NEW YORK - Investors are frustrated with the government’s latest bank bailout plan — and showing it by unloading stocks.
The major stock indexes fell more than 4 percent Tuesday, including the Dow Jones industrial average, which tumbled 382 points. Financial stocks led the market lower, a sign of how concerned Wall Street is about the government’s ability to restore the health of the banking industry.
Traders and investors said the lack of specifics from Treasury Secretary Timothy Geithner on how the government will direct more than $1 trillion in public and private support was troubling.
The plan is aimed at restoring proper functioning to credit markets, which seized up over worries about bad debt after the September bankruptcy of Lehman Brothers Holdings Inc. The latest plan calls for a government-private sector partnership to help remove banks’ soured assets from their books. It would also boost an effort to unclog the credit markets that govern loans to consumers and businesses.
“The good news is they are going to spend a trillion dollars, the bad news is they don’t know how,” said James Cox, managing partner at Harris Financial Group.
“They built this up as being a panacea,” he said. “There was so much hope pinned on them to do a good job. The expectations have been so high. It’s hard to live up to.”
Investors also questioned whether this plan, which followed previous efforts in the final months of 2008, would work. Some selling was to be expected, however, as stocks rose sharply last week ahead of the announcement.
Geithner’s speech “basically puts a spotlight on the fact that the government has no idea how to fix the problem,” said Jeff Buetow, senior portfolio manager at Portfolio Management Consultants. “People bought on rumor and hope, and now they’re selling on reality.”

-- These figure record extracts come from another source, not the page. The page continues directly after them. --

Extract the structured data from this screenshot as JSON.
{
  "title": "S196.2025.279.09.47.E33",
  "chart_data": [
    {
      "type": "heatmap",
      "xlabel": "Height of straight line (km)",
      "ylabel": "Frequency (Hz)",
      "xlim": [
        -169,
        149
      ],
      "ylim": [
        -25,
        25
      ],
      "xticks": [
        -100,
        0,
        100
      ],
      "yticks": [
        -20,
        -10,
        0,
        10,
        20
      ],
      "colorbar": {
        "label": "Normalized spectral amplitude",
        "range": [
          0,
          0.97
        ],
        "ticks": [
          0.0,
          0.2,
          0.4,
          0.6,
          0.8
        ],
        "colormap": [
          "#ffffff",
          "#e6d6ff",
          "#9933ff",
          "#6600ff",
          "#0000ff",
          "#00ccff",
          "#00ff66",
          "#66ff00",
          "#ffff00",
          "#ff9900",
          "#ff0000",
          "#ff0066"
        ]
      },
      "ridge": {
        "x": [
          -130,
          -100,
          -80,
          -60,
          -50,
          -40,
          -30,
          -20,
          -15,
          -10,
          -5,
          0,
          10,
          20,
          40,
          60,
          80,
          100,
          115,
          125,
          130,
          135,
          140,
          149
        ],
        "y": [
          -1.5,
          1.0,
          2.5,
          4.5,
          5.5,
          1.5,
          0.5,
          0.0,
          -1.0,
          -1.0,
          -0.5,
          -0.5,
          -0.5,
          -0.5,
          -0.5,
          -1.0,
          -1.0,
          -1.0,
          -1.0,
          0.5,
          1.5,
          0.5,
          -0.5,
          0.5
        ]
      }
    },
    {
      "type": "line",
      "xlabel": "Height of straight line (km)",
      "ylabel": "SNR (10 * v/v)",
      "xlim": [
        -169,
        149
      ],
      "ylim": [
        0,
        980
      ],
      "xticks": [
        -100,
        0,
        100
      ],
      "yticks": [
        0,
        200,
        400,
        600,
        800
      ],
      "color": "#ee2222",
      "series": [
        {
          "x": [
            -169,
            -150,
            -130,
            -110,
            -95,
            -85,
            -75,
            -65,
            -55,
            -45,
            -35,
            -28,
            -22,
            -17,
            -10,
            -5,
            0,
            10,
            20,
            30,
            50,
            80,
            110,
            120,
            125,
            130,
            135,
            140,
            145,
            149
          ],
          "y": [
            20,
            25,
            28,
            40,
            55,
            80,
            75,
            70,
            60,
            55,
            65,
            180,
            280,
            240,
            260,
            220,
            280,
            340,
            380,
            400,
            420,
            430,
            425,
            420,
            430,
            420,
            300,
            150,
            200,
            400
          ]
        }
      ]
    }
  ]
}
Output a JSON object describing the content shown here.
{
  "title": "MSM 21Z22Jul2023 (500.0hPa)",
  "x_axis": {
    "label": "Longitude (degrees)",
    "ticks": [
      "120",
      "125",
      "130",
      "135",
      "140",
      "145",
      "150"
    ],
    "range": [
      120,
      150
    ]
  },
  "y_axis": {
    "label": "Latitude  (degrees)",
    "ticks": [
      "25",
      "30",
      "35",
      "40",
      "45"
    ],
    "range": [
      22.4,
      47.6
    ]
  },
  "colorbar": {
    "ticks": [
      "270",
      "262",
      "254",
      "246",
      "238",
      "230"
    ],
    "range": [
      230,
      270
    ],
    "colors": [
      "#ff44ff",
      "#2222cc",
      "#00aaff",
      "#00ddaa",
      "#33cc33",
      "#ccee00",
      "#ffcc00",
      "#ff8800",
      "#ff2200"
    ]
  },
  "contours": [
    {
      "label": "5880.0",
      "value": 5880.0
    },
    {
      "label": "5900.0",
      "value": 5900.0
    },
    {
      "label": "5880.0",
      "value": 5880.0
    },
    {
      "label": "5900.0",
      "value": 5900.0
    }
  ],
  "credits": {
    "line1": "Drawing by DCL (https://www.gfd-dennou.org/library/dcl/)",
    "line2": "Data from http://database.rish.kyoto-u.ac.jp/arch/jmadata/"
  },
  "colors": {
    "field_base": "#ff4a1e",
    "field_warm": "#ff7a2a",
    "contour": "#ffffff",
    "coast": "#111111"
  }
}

Wall Street was probably expecting a blank check on this latest bailout plan, where the government would give them taxpayer money to do whatever they pleased. Any plan, forcing Wall Street to accept strings attached to the bailout money, would have sent the market downwards. I'll admit that the Obama administration's bank bailout plan is a little short on details, but the administration has only been in office for two weeks. We will probably see more details come out in the next couple of months. Of course, we also have the Senate passing the economic stimulus plan today, however the MSNBC story claims that traders showed no interest in the passing of the bill--they may have been expecting the bill to pass since the deal was made on the stimulus bill, Saturday.